Die etwa 450 Einwohner Darrys stehen nach der entsetzlichen Tat unter Schock. "So was haben wir hier noch nicht erlebt, das ist schlimm", sagt der 66-jährige Horst Milkereit. Sein Junge sei mit einem der getöteten Kinder in die erste Klasse der Grundschule gegangen, berichtet der 49 Jahre alte Nachbar Michael Wiesner. Sein Sohn wisse noch gar nichts von dem schrecklichen Geschehen. "Das gibt es doch gar nicht, das gibt es doch nur in den USA und nicht bei uns", sagt Wiesner.

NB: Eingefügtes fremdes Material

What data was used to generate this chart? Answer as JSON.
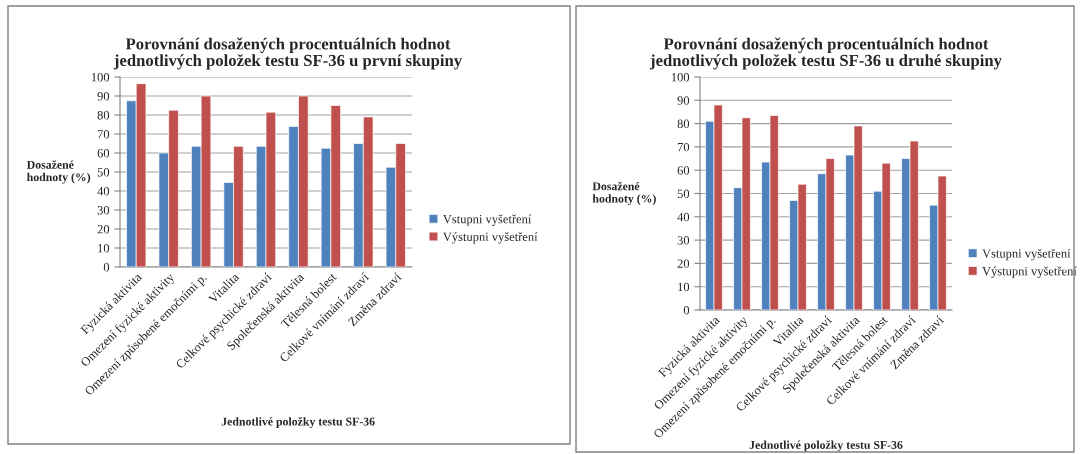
{
  "chart_data": [
    {
      "type": "bar",
      "title": "Porovnání dosažených procentuálních hodnot jednotlivých položek testu SF-36 u první skupiny",
      "xlabel": "Jednotlivé položky testu SF-36",
      "ylabel": "Dosažené hodnoty (%)",
      "categories": [
        "Fyzická aktivita",
        "Omezení fyzické aktivity",
        "Omezení způsobené emočními p.",
        "Vitalita",
        "Celkové psychické zdraví",
        "Společenská aktivita",
        "Tělesná bolest",
        "Celkové vnímání zdraví",
        "Změna zdraví"
      ],
      "series": [
        {
          "name": "Vstupni vyšetření",
          "color": "#4f81bd",
          "values": [
            87.5,
            60,
            63.5,
            44.5,
            63.5,
            74,
            62.5,
            65,
            52.5
          ]
        },
        {
          "name": "Výstupni vyšetření",
          "color": "#c0504d",
          "values": [
            96.5,
            82.5,
            90,
            63.5,
            81.5,
            90,
            85,
            79,
            65
          ]
        }
      ],
      "ylim": [
        0,
        100
      ],
      "yticks": [
        0,
        10,
        20,
        30,
        40,
        50,
        60,
        70,
        80,
        90,
        100
      ],
      "grid": "y",
      "legend": "right"
    },
    {
      "type": "bar",
      "title": "Porovnání dosažených procentuálních hodnot jednotlivých položek testu SF-36 u druhé skupiny",
      "xlabel": "Jednotlivé položky testu SF-36",
      "ylabel": "Dosažené hodnoty (%)",
      "categories": [
        "Fyzická aktivita",
        "Omezení fyzické aktivity",
        "Omezení způsobené emočními p.",
        "Vitalita",
        "Celkové psychické zdraví",
        "Společenská aktivita",
        "Tělesná bolest",
        "Celkové vnímání zdraví",
        "Změna zdraví"
      ],
      "series": [
        {
          "name": "Vstupni vyšetření",
          "color": "#4f81bd",
          "values": [
            81,
            52.5,
            63.5,
            47,
            58.5,
            66.5,
            51,
            65,
            45
          ]
        },
        {
          "name": "Výstupni vyšetření",
          "color": "#c0504d",
          "values": [
            88,
            82.5,
            83.5,
            54,
            65,
            79,
            63,
            72.5,
            57.5
          ]
        }
      ],
      "ylim": [
        0,
        100
      ],
      "yticks": [
        0,
        10,
        20,
        30,
        40,
        50,
        60,
        70,
        80,
        90,
        100
      ],
      "grid": "y",
      "legend": "right"
    }
  ]
}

Waren die Kinder verwahrlost?

Nach Informationen von "Spiegel Online" soll Lehrern der örtlichen Grundschule ein verwahrloster Zustand der beiden älteren Kinder aufgefallen sein. So seien sie ohne Jacke oder mit alten Pausenbroten in der Schule aufgetaucht. Wie die Internet-Seite weiter berichtet, sei das Jugendamt informiert gewesen. Es habe die Familie am Mittwoch aufsuchen wollen, weil die Kinder nicht in die Schule gekommen waren.

Die Familie, in der sich das Drama abspielte, sei vom Jugendamt betreut worden, sagte die Frau des Bürgermeisters von Darry, Stefanie Arnold, der Deutschen Presse-Agentur dpa. Berichte über eine Verwahrlosung der Kinder bestätigte sie nicht. "Die Kinder machten einen ordentlichen Eindruck. Wir haben uns nie vorstellen können, dass hier so etwas passiert."